Siam’s recent discoveries also have vast applications in the paper and pulp industry. “Enzymes are used in the pulp and paper industry for the removal of ‘stickies,’ the glues, adhesives and coatings that are introduced to pulp during recycling of paper,” she said. “Chemical methods for the removal of stickies have traditionally not been 100 percent effective. In more recent years, there has been a greater tendency to use enzymes in removing stickies, but because these enzymes are typically only functional at moderate temperatures and acidity, this approach is not without limitations. Our enzymes can withstand these difficult conditions, and it is our hope that they revolutionize the recycling process."

Additionally, enzymes and peptides are used in mainstream medicine. “We are currently researching therapeutic enzyme uses and looking at potential antimicrobial drugs,” said Siam. “These can be antibiotics or antifungal drugs that could be used in the treatment of several infectious diseases that have developed resistance to the currently prescribed antimicrobial treatments. Because of the mutational capability of these contagious agents, a constant need for new therapeutic drugs is an ongoing research.”
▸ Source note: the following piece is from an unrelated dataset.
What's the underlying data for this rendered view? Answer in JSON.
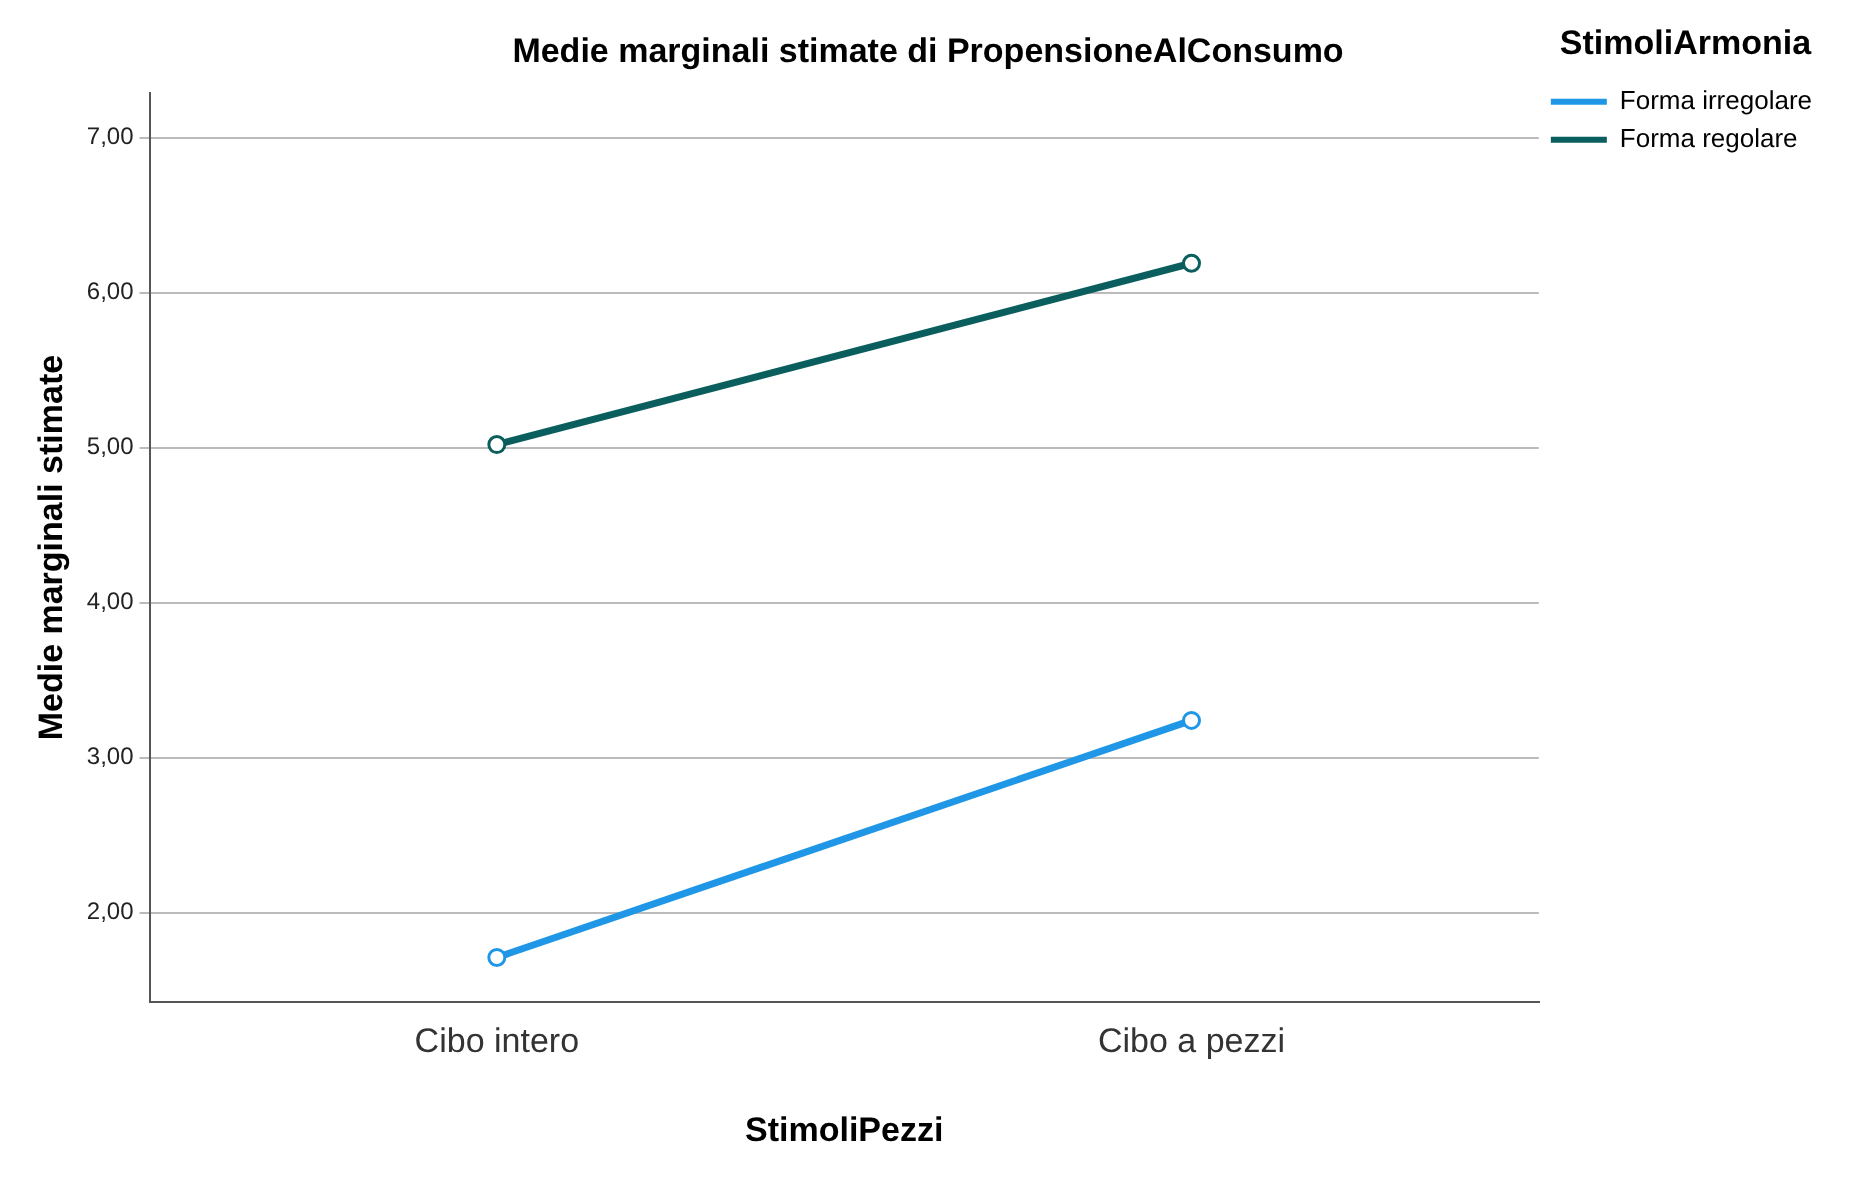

Siam and her team study the collective DNA maps of bacteria, from which enzymes are extracted, at AUC’s High Throughput Genomic facility in the Department of Biology and the biotechnology lab of the Yousef Jameel Science and Technology Research Center, where the samples are brought back for DNA isolation and sequencing –– a process by which accurate and quantitative deciphering of the DNA is performed. “By analyzing DNA,” explained Siam, “we have an understanding of the genetic makeup of biological life in this particular community. Rather than studying life in such extreme environments by inspecting microorganisms with the naked eye or through the use of a microscope, which is not possible at such depth and condition, we use the DNA we isolate to give us an idea about biological life in places where we can’t take a microscope or visualize ourselves.”

In addition, by analyzing the DNA, scientists gain an understanding of the genes, as well as their translated proteins that allows them to reside in such an environment. “Not only does this elucidate how life exists in extreme environments, it also provides indications about potential biotechnological and pharmaceutical applications,” said Siam, who hopes to contribute to the regional scientific advancement by establishing a comprehensive environmental genomics database. “Our Red Sea genomic dataset is a wealth of information, not only to understand our surrounding marine environment, but it also provides a natural resource of potential biotechnology products. The accessibility of this database means that this information is readily available for researchers everywhere.”